S’ils étaient poussés à l’extrême, ces raisonnements pourraient s’avérer contre-productifs : quelle agression sexuelle est liée à la qualité de fonctionnaire de sa victime ? Faudrait-il sonder l’usager injuriant une secrétaire de mairie afin de savoir s’il a conscience d’attaquer un agent public ? Quid de l’agression physique, par un patient, d’un agent hospitalier en tenue civile parce qu’il s’apprête à prendre ou à quitter son service ?

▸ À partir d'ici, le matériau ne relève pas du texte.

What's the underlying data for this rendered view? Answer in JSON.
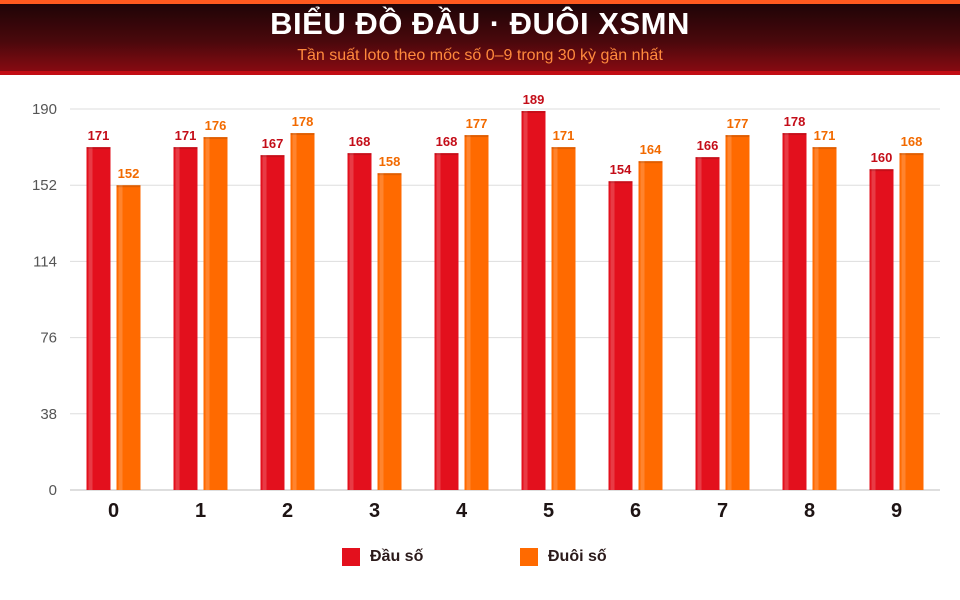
{
  "header": {
    "title": "BIỂU ĐỒ ĐẦU · ĐUÔI XSMN",
    "subtitle": "Tần suất loto theo mốc số 0–9 trong 30 kỳ gần nhất"
  },
  "colors": {
    "dau": "#e3101d",
    "duoi": "#ff6a00",
    "grid": "#dddddd",
    "header_bg": "#3a0508"
  },
  "legend": [
    {
      "label": "Đầu số",
      "color": "#e3101d"
    },
    {
      "label": "Đuôi số",
      "color": "#ff6a00"
    }
  ],
  "chart_data": {
    "type": "bar",
    "title": "BIỂU ĐỒ ĐẦU · ĐUÔI XSMN",
    "subtitle": "Tần suất loto theo mốc số 0–9 trong 30 kỳ gần nhất",
    "categories": [
      "0",
      "1",
      "2",
      "3",
      "4",
      "5",
      "6",
      "7",
      "8",
      "9"
    ],
    "series": [
      {
        "name": "Đầu số",
        "color": "#e3101d",
        "values": [
          171,
          171,
          167,
          168,
          168,
          189,
          154,
          166,
          178,
          160
        ]
      },
      {
        "name": "Đuôi số",
        "color": "#ff6a00",
        "values": [
          152,
          176,
          178,
          158,
          177,
          171,
          164,
          177,
          171,
          168
        ]
      }
    ],
    "yticks": [
      0,
      38,
      76,
      114,
      152,
      190
    ],
    "ylim": [
      0,
      190
    ],
    "grid": true,
    "legend_position": "bottom-center",
    "data_labels": true
  }
}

En l’espèce, faute de protection fonctionnelle, il ne restera plus qu’à Monsieur B. d’espérer obtenir l’indemnisation de son préjudice sur le fondement du défaut de surveillance et de protection des locaux du SDIS.
En effet, sur ce second moyen évoqué par le requérant, le Conseil d’État a estimé qu’en ne se prononçant pas sur l’argumentation tirée de la vétusté et du défaut de surveillance des locaux, de l’absence de sécurisation des fenêtres et d’éclairage extérieur (un vol ayant déjà été commis dans l’enceinte du local vandalisé pour lequel le SDIS n’avait pas mis en œuvre les mesures correctrices nécessaires), la cour administrative d’appel de Bordeaux a insuffisamment motivé sa décision.
L’affaire est donc renvoyée devant la cour administrative d’appel de Bordeaux afin qu’il y soit statué.